Prayer and sacrifice (which can be a voluntary penance or even the embrace, in faith and love, of the unavoidable sufferings of the present moment) are "activity" that anyone can carry out. They do not replace our specific social and personal responsibilities toward our brothers and sisters in justice and charity. Rather, prayer and sacrifice remain always the vivifying center of the love with which we carry out all our other actions--because we are thus united in our own hearts (which are the origin of our freedom and love) to Christ's crucified love.

We must not allow our actions and our hearts to lose this focus, because the love of Jesus is the only hope for humanity.

Prayer and sacrifice are also a kind of "power" that cannot be taken away from us, no matter how poor and oppressed we are, regardless of sickness, pain, or weakness, in whatever limitations we find ourselves.

This does not, however, give any excuse to those who hold human power to neglect their responsibilities toward those in need. Not only charity, but also justice and the proper use of political power are the concern of all of us and require our vigilance. We are all responsible for cultivating justice, peace, generosity, and community among the persons and in the places we find ourselves, within our particular circumstances with their demands and possibilities, and as members of a larger society.

We must always do what we can to love those who have been entrusted to us, and each of us is responsible before God for discerning the concrete ways he calls us to be involved in the various levels of social life. Prayer is not a substitute for the more "external" work of seeking justice and mercy in human affairs, protecting the weak, or building up our families, communities, living environments, peoples, nations, and the international community. But prayer is what carries forward all these good works, and it is also what always remains possible even when no other kind of work is possible.

Prayer is thus the most fundamental political action and also the most "democratic" in that it is always available to everyone, because the Spirit of Jesus is at work in every person's heart. Prayer has the highest aim, in that it directs itself to the One who can do all things, the God of mercy who loves us.
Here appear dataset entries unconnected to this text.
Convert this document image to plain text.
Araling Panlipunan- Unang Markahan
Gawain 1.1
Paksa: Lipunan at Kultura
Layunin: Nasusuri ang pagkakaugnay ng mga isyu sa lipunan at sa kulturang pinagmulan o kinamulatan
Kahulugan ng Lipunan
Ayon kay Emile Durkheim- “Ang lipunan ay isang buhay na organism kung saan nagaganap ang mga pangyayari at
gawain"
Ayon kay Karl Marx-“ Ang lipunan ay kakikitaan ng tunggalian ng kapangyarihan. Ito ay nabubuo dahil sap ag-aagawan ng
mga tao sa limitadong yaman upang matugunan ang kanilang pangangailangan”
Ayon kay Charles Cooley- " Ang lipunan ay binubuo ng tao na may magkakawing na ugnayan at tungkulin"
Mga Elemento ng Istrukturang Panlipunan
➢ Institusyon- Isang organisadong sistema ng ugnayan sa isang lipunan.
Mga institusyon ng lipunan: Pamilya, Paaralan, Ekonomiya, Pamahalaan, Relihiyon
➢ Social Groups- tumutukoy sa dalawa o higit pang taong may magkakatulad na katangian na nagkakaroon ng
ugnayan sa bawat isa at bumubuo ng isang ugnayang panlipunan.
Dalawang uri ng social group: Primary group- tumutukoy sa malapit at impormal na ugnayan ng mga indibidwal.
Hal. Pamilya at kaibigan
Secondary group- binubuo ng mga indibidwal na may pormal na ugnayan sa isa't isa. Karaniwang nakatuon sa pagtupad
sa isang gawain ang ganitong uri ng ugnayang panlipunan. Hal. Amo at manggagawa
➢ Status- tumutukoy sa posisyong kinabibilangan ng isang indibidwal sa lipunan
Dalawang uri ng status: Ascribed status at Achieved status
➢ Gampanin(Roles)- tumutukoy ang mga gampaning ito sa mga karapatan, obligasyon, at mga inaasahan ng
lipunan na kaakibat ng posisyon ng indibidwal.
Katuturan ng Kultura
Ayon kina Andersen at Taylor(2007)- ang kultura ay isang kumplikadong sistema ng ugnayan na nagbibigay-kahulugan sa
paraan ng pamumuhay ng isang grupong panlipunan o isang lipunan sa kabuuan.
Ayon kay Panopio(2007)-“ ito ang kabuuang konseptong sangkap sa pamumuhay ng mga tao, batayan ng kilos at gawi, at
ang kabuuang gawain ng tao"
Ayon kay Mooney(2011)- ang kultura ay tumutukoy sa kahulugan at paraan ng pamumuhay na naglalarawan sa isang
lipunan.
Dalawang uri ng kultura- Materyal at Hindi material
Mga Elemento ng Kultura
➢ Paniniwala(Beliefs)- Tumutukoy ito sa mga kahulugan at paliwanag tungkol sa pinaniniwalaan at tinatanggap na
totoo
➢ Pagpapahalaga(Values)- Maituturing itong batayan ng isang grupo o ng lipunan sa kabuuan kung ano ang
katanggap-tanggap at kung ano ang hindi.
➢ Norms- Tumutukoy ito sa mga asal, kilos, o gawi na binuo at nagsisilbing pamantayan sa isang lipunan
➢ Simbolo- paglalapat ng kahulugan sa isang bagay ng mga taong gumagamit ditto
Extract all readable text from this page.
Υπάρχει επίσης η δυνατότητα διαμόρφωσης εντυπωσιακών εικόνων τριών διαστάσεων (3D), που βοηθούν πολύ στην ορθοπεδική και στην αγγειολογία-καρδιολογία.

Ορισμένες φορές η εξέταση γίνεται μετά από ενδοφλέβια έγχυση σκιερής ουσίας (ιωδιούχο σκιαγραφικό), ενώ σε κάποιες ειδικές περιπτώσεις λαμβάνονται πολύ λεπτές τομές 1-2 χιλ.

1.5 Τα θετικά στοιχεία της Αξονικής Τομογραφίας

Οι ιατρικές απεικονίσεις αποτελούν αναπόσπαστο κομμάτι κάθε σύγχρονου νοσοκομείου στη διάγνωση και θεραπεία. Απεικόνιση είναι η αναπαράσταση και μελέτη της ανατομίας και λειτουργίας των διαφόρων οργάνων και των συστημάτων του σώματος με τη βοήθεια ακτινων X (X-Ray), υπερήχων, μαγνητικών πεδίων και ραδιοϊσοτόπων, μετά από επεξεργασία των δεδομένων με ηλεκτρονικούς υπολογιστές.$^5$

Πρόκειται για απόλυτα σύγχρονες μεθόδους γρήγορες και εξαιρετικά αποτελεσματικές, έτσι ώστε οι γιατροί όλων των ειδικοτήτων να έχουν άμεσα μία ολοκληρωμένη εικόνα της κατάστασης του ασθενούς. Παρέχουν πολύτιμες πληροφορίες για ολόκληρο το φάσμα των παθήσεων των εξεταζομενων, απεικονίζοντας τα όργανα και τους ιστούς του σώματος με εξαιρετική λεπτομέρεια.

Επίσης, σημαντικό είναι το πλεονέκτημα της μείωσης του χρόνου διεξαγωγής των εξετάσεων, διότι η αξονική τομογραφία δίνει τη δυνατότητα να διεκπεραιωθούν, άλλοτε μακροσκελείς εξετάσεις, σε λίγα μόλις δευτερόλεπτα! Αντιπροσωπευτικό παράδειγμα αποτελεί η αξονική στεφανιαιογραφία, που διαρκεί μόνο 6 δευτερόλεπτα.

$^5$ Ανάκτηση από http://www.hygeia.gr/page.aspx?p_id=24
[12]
Anyone can pray. Anyone. And if you pray, truly, from the heart, turning to the loving and merciful God who has already redeemed the world, you can be sure that the change you seek has begun--already, in that very moment--in a new way.

For God sees, and God listens, and God works within the mysterious connections that unite us all, one with another. And when you pray, it is because he has already begun to work in you.

It is the beginning of "the revolution of the heart." It is the awakening of the politics of mercy.